How about drugs and driving?
A person does not have to be drinking to be arrested for driving under the influence. Drivers can be arrested for DUI with a blood alcohol concentration of 0.00 percent if there is proof that the impairment is due to drug use. Driving after using drugs appears to be more common among young drivers (13 percent for those 16-20 years old) than older drivers (5 percent for those 21 and older).
Why is the term "impaired driving" often used, rather than "drunk driving"?
"Drunk driving" typically refers to driving with a blood alcohol concentration which is at a level where a person can be arrested for DUI (in Virginia, this is 0.08). Impaired driving means that a person's skills - including judgement, coordination, response time, and more - are affected much earlier before the BAC reaches 0.08 percent. It also refers to the fact that other drugs, including certain prescription drugs, over the counter medications, and illicit drugs, can affect driving skill. Each of these has important lessons for safety.
What is my best defense against an impaired driver?
Here are several suggestions:
  • Buckle up and make sure that all passengers are buckled as well.
  • Avoid being on the road when more impaired drivers are likely to be driving. For example, avoid driving between 10p.m. and 6 a.m. on weekends. Traffic crash data shows that more alcohol-related crashes occur during this time.
  • If you see an impaired driver on the road, keep your distance and pull over in a safe place. If you are driving in Virginia, dial 911 or #77 to report the driver to law enforcement
Does the type of alcohol I drink affect my BAC?
No! A drink is a drink, is a drink. A typical drink equals about half an ounce of alcohol (.54 ounces, to be exact). This is the approximate amount of alcohol found in:
  • one shot of distilled spirits, or
  • one 5-ounce glass of wine, or
  • one 12-ounce beer.
What affects my BAC?
How fast a person's BAC rises varies with a number of factors:
  • The number of drinks. The more you drink, the higher the BAC.

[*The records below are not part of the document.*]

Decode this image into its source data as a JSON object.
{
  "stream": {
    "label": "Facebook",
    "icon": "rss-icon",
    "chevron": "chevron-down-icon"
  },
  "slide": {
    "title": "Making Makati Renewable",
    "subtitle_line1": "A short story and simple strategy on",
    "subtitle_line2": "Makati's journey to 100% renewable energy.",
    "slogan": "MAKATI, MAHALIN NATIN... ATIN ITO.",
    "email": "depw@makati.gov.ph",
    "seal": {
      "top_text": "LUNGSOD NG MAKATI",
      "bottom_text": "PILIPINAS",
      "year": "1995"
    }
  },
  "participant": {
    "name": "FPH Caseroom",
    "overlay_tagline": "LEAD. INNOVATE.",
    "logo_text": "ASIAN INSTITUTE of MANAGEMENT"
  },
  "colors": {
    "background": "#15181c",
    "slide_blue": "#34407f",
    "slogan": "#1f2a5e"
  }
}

  • How fast you drink. When alcohol is consumed quickly, you will reach a higher BAC than when it is consumed over a longer period of time.
  • Your gender. Women generally have less water and more body fat per pound of body weight than men. Alcohol does not go into fat cells as easily as other cells, so more alcohol remains in the blood of women.
  • Your weight. The more you weigh, the more water is present in your body. This water dilutes the alcohol and lowers the BAC.
  • Food in your stomach. Absorption will be slowed if you've had something to eat.
What about other medications or drugs?
Medications or drugs will not change your BAC. However, if you drink alcohol while taking certain medications, you may feel, and be, more impaired, which can affect your ability to perform driving-related tasks.
When am I impaired?
Because of the multitude of factors that affect BAC, it is very difficult to assess your own BAC or impairment. Though small amounts of alcohol affect one's brain and the ability to drive, people often swear they are "fine" after several drinks, but in fact, the failure to recognize alcohol impairment is often a symptom of impairment. While the lower stages of alcohol impairment are undetectable to others, the drinker knows vaguely when the "buzz" begins. A person will likely be too impaired to drive before looking, or maybe even feeling, "drunk".